Legion donors, according to the fund-raising study, “respond to that which makes the Legion different from Opus Dei, the Red Cross, or Notre Dame: the apostolic mission and spiritual formation of priests and lay men and women established by Father Maciel.”
The Legion distributed a spiritual guide by Maciel, Psalter of My Days. After his death the order revealed he had plagiarized from The Psalter of My Hours by Luis Lucia, a Christian Democrat in Spain who wrote the work while imprisoned in the 1930s. Lucia died in Valencia in 1943. A Spanish Legionary told Catholic News Agency that Maciel’s text reproduced “eighty percent of the original book in content and style”12—meaning, he stole it.

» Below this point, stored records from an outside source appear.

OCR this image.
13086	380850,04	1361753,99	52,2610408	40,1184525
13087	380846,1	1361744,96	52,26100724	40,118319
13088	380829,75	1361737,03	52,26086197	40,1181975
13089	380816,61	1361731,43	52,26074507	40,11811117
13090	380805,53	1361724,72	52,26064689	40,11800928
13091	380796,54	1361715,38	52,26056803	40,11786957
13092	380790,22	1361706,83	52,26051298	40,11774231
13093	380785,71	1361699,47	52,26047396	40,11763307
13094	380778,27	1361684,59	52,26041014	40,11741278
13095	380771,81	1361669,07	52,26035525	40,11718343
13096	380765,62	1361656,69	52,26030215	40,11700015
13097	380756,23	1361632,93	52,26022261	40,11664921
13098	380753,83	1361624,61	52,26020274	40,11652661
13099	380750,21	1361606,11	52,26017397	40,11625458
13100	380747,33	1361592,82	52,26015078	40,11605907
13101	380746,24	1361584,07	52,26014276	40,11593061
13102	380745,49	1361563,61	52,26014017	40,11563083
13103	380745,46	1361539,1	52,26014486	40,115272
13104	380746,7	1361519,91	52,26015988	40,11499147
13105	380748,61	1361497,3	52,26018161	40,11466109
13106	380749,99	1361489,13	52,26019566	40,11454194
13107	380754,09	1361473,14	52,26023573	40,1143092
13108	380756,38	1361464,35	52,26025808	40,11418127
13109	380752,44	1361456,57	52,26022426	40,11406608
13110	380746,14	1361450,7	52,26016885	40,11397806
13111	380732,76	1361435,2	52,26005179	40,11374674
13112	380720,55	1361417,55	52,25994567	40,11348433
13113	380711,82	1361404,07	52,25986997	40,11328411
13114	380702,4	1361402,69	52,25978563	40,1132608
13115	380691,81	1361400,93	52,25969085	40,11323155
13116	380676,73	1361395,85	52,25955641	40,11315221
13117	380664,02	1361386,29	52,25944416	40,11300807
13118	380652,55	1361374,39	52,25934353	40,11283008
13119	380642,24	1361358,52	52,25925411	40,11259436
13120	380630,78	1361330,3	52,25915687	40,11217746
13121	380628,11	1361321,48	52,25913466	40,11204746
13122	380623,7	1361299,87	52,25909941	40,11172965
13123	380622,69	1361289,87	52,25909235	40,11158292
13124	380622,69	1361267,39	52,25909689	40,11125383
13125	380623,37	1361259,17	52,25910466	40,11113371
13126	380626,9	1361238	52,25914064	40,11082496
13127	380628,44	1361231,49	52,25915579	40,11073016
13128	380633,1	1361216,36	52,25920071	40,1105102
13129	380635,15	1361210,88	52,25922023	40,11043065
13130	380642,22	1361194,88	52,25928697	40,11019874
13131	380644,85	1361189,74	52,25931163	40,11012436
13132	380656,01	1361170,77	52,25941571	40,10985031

Maciel’s charism was fund-raising.
The Legion fund-raising report lists seven individuals in descending order of their donations. Listed next to each name is a “Lifetime cash value” and a “critical incident.” The highest donor had a $10,686,341 lifetime cash value. The critical incident came at the Legion retreat center in Thornwood, New York—“very strong experience … spiritual direction with” two Legionaries identified by initials. “Wants to get active with the LC,” the note concludes.
The second-highest donor gave $1,043,629 and “had a critical incident in getting involved” as “director couple for Familia.”
Familia was a ministry to families that the Legion wrested away from the founders, Paul and Libbie Sellors. The couple hired counsel and received an out-of-court settlement.13 Information on this went to Monsignor Scicluna at the Vatican.
The third-highest donor, at $308,435, had a “meeting with LC priest and brother; daughters incorporated into [a youth program] by Fr. Maciel.”
Of the fourth-highest donor, at $204,772, the report states: “Incorporated into RC indicates integration, death of husband freed up money.”
And so on, down to the tenth major donor, at $145,052, next to whom the Critical Incident reads: “Incorporation into RC”—meaning Regnum Christi, signaling that the deal is closed.